Satgas Pangan NTB mengawasi distribusi cabai yang didatangkan dari Sulsel ke Lombok Timur. (dok. Istimewa)
Kasubdit I Indagsi Ditreskrimsus Polda NTB Kompol Moh. Nasrulloh menjelaskan bahwa pengawasan ini merupakan bagian dari intervensi Satgas untuk menjaga stabilitas harga cabai rawit di NTB. Pengawasan distribusi cabai rawit di kargo BIZAM ini bertujuan memastikan keamanan harga dan mutu.
"Kami ingin memastikan rantai distribusi berjalan transparan dan sesuai ketentuan,” kata Nasrulloh.
Dari hasil pengawasan, tercatat sebanyak 1.180 kilogram atau 1,18 ton cabai rawit dikirim dari Sulsel dengan harga beli Rp58.000 per kilogram.

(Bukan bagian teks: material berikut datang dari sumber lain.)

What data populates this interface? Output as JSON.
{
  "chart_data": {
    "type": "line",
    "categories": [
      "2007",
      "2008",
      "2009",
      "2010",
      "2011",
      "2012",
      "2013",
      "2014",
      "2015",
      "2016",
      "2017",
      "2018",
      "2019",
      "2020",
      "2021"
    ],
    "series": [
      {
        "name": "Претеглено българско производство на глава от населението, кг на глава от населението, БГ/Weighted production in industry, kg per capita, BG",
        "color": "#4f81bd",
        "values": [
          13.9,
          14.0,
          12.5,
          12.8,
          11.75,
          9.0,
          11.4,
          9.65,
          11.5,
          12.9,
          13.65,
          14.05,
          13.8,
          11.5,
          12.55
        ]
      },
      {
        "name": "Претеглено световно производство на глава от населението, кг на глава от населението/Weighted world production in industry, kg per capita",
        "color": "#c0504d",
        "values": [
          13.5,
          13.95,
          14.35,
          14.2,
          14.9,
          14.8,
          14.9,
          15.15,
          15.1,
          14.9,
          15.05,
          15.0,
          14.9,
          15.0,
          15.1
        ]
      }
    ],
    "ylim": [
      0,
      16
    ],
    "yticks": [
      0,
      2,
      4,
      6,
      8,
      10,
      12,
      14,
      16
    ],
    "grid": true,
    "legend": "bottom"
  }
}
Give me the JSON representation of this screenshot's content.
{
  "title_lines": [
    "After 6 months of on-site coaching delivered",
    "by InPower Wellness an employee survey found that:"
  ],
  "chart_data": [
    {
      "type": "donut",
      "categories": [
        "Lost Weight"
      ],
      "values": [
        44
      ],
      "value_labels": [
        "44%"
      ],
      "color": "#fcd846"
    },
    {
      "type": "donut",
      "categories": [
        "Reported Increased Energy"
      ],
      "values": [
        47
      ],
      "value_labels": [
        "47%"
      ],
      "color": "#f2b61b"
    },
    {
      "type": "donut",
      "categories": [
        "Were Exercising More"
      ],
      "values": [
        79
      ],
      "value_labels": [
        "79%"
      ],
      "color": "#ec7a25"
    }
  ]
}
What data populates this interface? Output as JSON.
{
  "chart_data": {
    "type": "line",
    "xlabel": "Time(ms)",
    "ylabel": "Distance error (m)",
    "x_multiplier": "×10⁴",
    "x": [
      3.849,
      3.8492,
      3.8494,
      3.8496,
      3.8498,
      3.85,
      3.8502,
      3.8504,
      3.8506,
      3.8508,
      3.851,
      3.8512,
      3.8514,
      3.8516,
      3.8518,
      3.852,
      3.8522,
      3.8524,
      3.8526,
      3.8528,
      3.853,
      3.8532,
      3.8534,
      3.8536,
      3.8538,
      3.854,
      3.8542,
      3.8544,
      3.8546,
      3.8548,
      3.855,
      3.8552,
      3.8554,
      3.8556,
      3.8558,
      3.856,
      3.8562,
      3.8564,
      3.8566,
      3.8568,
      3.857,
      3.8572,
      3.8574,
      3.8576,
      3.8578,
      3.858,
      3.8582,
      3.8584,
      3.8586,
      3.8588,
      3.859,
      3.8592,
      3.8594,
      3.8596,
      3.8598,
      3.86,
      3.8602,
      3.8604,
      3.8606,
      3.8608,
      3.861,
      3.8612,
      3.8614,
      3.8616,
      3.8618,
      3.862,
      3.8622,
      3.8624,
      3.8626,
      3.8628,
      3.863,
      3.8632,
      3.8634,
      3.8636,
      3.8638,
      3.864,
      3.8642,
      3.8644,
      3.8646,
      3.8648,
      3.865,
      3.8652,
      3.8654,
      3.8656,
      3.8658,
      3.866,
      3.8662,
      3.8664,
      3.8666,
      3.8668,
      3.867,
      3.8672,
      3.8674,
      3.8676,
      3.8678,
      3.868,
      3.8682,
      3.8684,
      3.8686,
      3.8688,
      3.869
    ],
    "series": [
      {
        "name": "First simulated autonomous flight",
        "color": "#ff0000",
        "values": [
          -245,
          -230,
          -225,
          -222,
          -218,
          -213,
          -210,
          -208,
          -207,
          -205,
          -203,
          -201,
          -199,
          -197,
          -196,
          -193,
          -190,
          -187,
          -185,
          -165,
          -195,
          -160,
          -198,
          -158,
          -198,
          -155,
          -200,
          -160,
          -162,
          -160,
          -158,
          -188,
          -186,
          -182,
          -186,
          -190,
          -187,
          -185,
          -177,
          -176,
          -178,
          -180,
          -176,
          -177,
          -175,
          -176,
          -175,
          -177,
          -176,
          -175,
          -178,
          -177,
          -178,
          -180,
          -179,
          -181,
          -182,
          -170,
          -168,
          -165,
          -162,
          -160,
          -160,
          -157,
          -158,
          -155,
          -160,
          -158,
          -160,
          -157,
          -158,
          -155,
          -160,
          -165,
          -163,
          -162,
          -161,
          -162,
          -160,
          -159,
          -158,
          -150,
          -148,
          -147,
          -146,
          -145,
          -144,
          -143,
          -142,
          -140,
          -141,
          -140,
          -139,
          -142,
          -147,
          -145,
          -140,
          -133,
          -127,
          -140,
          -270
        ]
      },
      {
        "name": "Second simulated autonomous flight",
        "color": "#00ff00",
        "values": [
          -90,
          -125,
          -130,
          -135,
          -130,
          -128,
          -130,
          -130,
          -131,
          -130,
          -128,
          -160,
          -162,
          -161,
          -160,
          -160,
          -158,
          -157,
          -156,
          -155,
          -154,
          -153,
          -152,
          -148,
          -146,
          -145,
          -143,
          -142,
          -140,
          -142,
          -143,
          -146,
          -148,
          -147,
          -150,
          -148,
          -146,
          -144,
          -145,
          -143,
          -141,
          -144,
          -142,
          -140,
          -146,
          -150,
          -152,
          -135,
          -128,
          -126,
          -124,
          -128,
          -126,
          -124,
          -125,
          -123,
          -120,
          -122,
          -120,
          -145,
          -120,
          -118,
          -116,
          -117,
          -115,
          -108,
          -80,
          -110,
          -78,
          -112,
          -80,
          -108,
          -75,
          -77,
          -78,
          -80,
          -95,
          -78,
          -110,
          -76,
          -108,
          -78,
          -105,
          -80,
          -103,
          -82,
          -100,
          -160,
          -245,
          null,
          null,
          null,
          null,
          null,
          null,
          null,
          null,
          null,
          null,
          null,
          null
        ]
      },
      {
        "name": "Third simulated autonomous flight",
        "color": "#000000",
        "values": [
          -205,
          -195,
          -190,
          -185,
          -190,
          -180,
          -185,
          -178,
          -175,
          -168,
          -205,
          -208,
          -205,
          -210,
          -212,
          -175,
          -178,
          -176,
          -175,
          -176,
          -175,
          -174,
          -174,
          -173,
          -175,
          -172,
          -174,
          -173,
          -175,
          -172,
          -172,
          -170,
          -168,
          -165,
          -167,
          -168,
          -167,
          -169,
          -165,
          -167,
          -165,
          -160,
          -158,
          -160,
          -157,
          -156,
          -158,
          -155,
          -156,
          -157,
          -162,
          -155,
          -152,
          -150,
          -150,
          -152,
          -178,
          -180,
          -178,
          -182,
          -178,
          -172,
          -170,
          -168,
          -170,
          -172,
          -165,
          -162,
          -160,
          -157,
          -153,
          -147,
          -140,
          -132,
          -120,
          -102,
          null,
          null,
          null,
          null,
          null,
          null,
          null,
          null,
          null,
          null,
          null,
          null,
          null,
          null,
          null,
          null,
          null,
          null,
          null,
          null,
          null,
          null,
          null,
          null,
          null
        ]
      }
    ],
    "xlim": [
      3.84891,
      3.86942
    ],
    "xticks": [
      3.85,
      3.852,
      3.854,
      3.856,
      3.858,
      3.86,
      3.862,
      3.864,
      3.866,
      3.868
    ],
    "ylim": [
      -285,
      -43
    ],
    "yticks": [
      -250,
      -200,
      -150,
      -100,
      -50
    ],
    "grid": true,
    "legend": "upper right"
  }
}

Komoditas tersebut dibeli oleh seorang pelaku usaha asal Lombok Tengah, H. Irfan, yang bertindak sebagai operator distribusi di wilayah Lombok.
Cabai rawit tersebut rencananya akan didistribusikan ke sejumlah pasar di Lombok Tengah. Di antaranya Pasar Renteng, Jelojok, Kopang, Barabali, Stiling, Karang Sidemen, dan Pasar Lantan. Harga jual ke pedagang ditetapkan Rp63.000 per kilogram, sementara harga ke konsumen paling tinggi Rp73.000 per kilogram.
“Untuk memastikan distribusi berjalan sesuai ketentuan, tim Satgas akan melakukan pengawasan secara intensif,” tegas Nasrulloh.
Sebagai bagian dari transparansi harga, setiap lapak pedagang akan ditempelkan stiker harga sesuai ketentuan Forum Distribusi Pangan (FDP), sehingga masyarakat dapat mengetahui harga resmi yang berlaku. Langkah ini merupakan bentuk intervensi aktif Satgas Saber Pangan NTB guna menekan potensi lonjakan harga dan menjaga daya beli masyarakat.
“Pendistribusian cabai rawit ini adalah bagian dari upaya menstabilkan harga di NTB, agar tidak terjadi gejolak harga yang merugikan masyarakat,” pungkasnya.